Vaccination programme improves children’s health

29/02/2008
The expanded programme of immunisation (EPI), which has covered up to 95 percent of the nation’s under-five children, has contributed greatly to reducing by half the infant and under-five mortality rates.

The under-five mortality dropped from 58 to 27 deaths per 1,000 live births between 1990 and 2006, while the rate among new-borns decreased from 44 to 22 deaths per 1,000 live births.

Viet Nam boasts o­ne of the world’s most successful vaccination programme, said Dr Jean Mare Olive, Chief Representative of the World Health Organisation (WHO).

The country has reported no death from measles among children recently, laying a firm foundation for it to totally eradicate the disease two years ahead of world’s target.

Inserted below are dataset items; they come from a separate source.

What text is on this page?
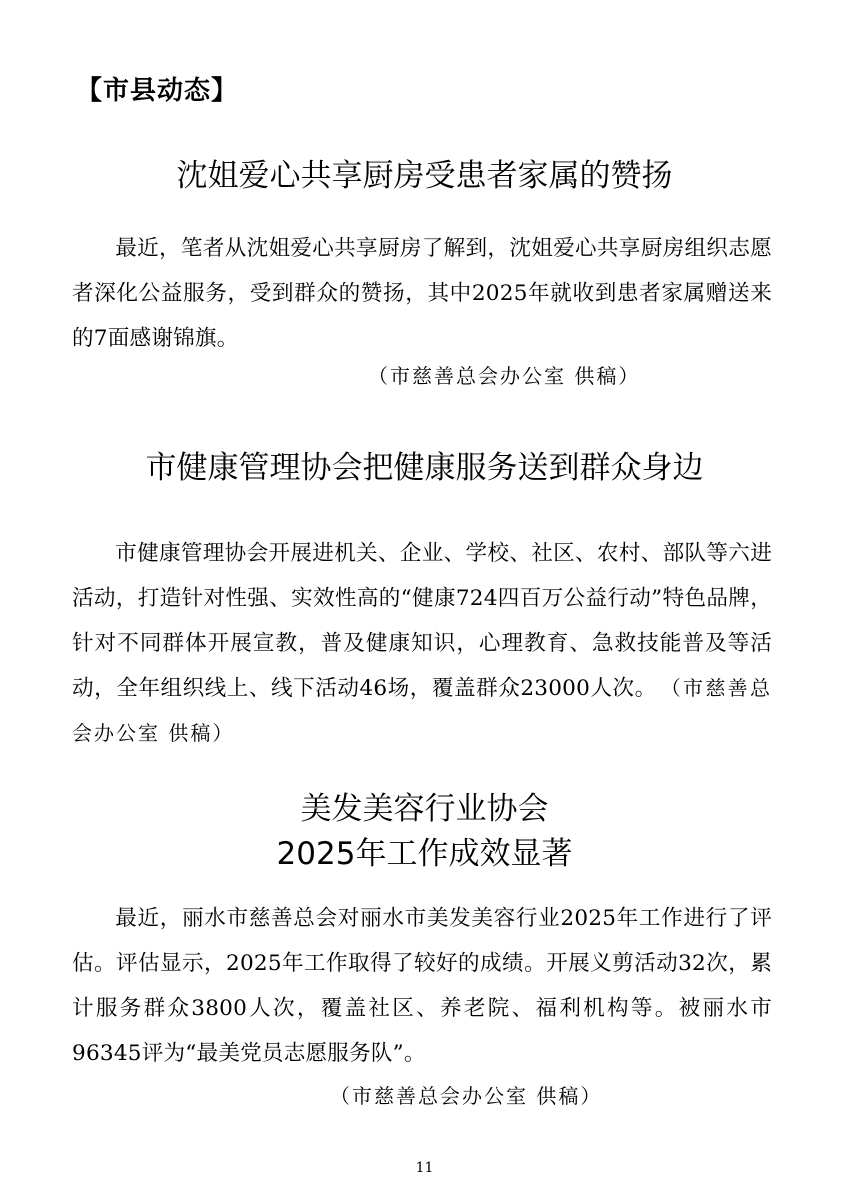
【市县动态】
沈姐爱心共享厨房受患者家属的赞扬

最近，笔者从沈姐爱心共享厨房了解到，沈姐爱心共享厨房组织志愿者深化公益服务，受到群众的赞扬，其中2025年就收到患者家属赠送来的7面感谢锦旗。

（市慈善总会办公室 供稿）
市健康管理协会把健康服务送到群众身边

市健康管理协会开展进机关、企业、学校、社区、农村、部队等六进活动，打造针对性强、实效性高的“健康724四百万公益行动”特色品牌，针对不同群体开展宣教，普及健康知识，心理教育、急救技能普及等活动，全年组织线上、线下活动46场，覆盖群众23000人次。 （市慈善总会办公室 供稿）

美发美容行业协会
2025年工作成效显著

最近，丽水市慈善总会对丽水市美发美容行业2025年工作进行了评估。评估显示，2025年工作取得了较好的成绩。开展义剪活动32次，累计服务群众3800人次，覆盖社区、养老院、福利机构等。被丽水市96345评为“最美党员志愿服务队”。

（市慈善总会办公室 供稿）
11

Hepatitis B vaccine has become the seventh that is being widely used in the programme in addition to vaccines against Japanese encephalitis, cholera and typhoid.

Polio has been completely eliminated nationwide for half a decade thanks to the provision of three doses of polio vaccine to all under-one children under the EPI and two additional doses to under-five children in 32 high-risk provinces and cities which border neighbour countries and have regular changes in the population.

Viet Nam has also been able to eradicate tetanus in newborns thanks to its efforts to educate the public o­n the need of vaccination.

The EPI initiated in 1985 is designed to protect children from TB, tetanus, diphtheria, typhoid, measles, whooping cough and hepatitis.